Des infections pulmonaires supposées

La colonisation du tractus gastro-intestinal supérieur par des agents pathogènes, issus de la cavité oropharyngée, serait facilitée par l’hypochlorhydrie induite par les IPP. Une translocation bactérienne, par micro-aspiration de liquide gastrique enrichi en bactéries, serait en cause. Les IPP pourraient aussi avoir un effet direct et délétère sur la fonctionnalité des leucocytes de l’arbre respiratoire. Mais en raison de nombreux biais, les méta-analyses ne peuvent confirmer ce risque d’infections pulmonaires. 

Quels effets au long cours ?

Le cancer gastrique est un risque en cas d'IPP au long cours, mais en présence d’HP uniquement. Ce surrisque est lié à̀ l’accélération de l’évolution de la gastrite chronique vers l’atrophie du corps gastrique, qui participe à̀ l’achlorhydrie. D’où la recommandation d’éradiquer HP avant la mise en route d’IPP au long cours. Des études récentes ont relancé le débat, évoquant des cancers gastriques survenus sans co-infection par HP. Ce ne sont que des spéculations, à ce stade.

D’autre part, l’association entre IPP pris au long cours et insuffisance rénale chronique (IRC) a été mise en évidence, le plus souvent par l’intermédiaire d’une néphrite interstitielle aiguë, d’insuffisances rénales aiguës à répétition, ou de l’hypomagnésémie. Deux méta-analyses (1,2) ont confirmé ce surrisque d’IRC (OR = 1,36 et 1,22) et d’insuffisance rénale terminale (OR = 1,42 et 1,88). La prudence est de mise en cas de co-médication avec des molécules néphrotoxiques ou d’IRC préexistante. 

Colites microscopiques et hypomagnésémie

Des études épidémiologiques ont révélé une association causale entre la prise d’IPP et la survenue de colites microscopiques (CM), à collagène et lymphocytaires, responsables de diarrhées chroniques.
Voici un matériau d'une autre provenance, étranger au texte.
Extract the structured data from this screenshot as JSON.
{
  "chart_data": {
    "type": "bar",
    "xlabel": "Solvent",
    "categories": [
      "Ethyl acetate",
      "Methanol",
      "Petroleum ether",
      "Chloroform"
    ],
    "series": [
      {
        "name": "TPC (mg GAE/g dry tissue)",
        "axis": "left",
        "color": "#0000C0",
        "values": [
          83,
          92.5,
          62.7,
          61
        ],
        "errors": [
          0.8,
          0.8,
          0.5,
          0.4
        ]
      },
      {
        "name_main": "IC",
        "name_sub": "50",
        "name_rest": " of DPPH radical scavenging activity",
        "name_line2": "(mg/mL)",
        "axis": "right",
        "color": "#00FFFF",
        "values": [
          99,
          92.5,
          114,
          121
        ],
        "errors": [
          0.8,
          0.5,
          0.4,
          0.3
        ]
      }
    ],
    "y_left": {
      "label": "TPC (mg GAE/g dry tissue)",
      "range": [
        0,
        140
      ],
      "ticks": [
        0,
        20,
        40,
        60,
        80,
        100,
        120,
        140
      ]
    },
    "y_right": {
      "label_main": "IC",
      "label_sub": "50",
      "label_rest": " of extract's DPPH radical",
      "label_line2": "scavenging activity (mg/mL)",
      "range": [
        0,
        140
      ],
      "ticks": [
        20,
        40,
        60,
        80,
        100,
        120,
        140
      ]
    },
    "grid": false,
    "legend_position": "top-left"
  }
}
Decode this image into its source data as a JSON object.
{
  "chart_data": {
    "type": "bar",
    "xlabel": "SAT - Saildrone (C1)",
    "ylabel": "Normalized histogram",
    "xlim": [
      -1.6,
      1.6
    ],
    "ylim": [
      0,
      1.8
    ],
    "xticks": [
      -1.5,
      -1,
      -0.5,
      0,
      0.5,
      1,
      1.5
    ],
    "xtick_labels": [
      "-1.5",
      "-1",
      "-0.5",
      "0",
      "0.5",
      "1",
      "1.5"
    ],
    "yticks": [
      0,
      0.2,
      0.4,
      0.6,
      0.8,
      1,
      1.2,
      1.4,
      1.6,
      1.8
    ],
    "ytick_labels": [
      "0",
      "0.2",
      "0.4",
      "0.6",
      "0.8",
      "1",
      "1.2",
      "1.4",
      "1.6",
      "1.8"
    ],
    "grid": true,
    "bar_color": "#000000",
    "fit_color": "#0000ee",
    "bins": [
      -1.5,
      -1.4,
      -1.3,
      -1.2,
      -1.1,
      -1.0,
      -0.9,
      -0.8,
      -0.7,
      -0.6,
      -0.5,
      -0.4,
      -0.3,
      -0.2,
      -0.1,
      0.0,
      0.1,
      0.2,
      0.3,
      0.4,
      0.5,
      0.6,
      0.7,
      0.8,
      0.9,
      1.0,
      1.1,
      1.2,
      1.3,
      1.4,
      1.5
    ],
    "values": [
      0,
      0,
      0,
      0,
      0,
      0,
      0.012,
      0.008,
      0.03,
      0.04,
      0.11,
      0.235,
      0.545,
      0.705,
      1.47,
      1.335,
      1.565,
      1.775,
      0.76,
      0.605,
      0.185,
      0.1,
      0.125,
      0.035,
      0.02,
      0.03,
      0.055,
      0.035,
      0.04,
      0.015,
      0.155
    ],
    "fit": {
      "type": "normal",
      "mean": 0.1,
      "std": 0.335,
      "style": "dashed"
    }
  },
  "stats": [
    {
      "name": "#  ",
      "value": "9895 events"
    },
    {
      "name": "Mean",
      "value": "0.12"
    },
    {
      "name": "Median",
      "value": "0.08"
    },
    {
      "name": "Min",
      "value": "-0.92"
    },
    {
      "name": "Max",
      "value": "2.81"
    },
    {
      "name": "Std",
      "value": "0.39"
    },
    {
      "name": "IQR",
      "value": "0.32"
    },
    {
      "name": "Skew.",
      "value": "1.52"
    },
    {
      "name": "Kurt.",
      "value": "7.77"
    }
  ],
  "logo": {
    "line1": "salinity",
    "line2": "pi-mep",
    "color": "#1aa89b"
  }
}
Si le lansoprazole est l’IPP le plus pourvoyeur de CM, le pantoprazole serait le moins incriminé. Tout IPP introduit au cours des quatre mois précédant le début d’une diarrhée chronique avec CM doit être stoppé ou substitué, car il n’existe pas d’effet classe.

Enfin, les IPP freinent l’absorption intestinale active du magnésium. Parmi les pistes explicatives, la modification du pH intestinal par les IPP affecterait l’enzyme, ou le canal lui-même ou la survenue d’une réaction idiosyncrasique, chez des sujets rendus plus sensibles à cause d'une mutation génétique du canal TRPM6. Le magnésium peut être supplémenté en cas de symptômes et de carence. Son dosage sanguin est indiqué en présence d’autres facteurs de risque d’hypomagnésémie.

(1) Yang Y et al. Drug Des Develop Therapy 2017;11:1291-9.
(2) Wijarnpreecha K et al. Dig Dis Sci 2017;62:2821-7.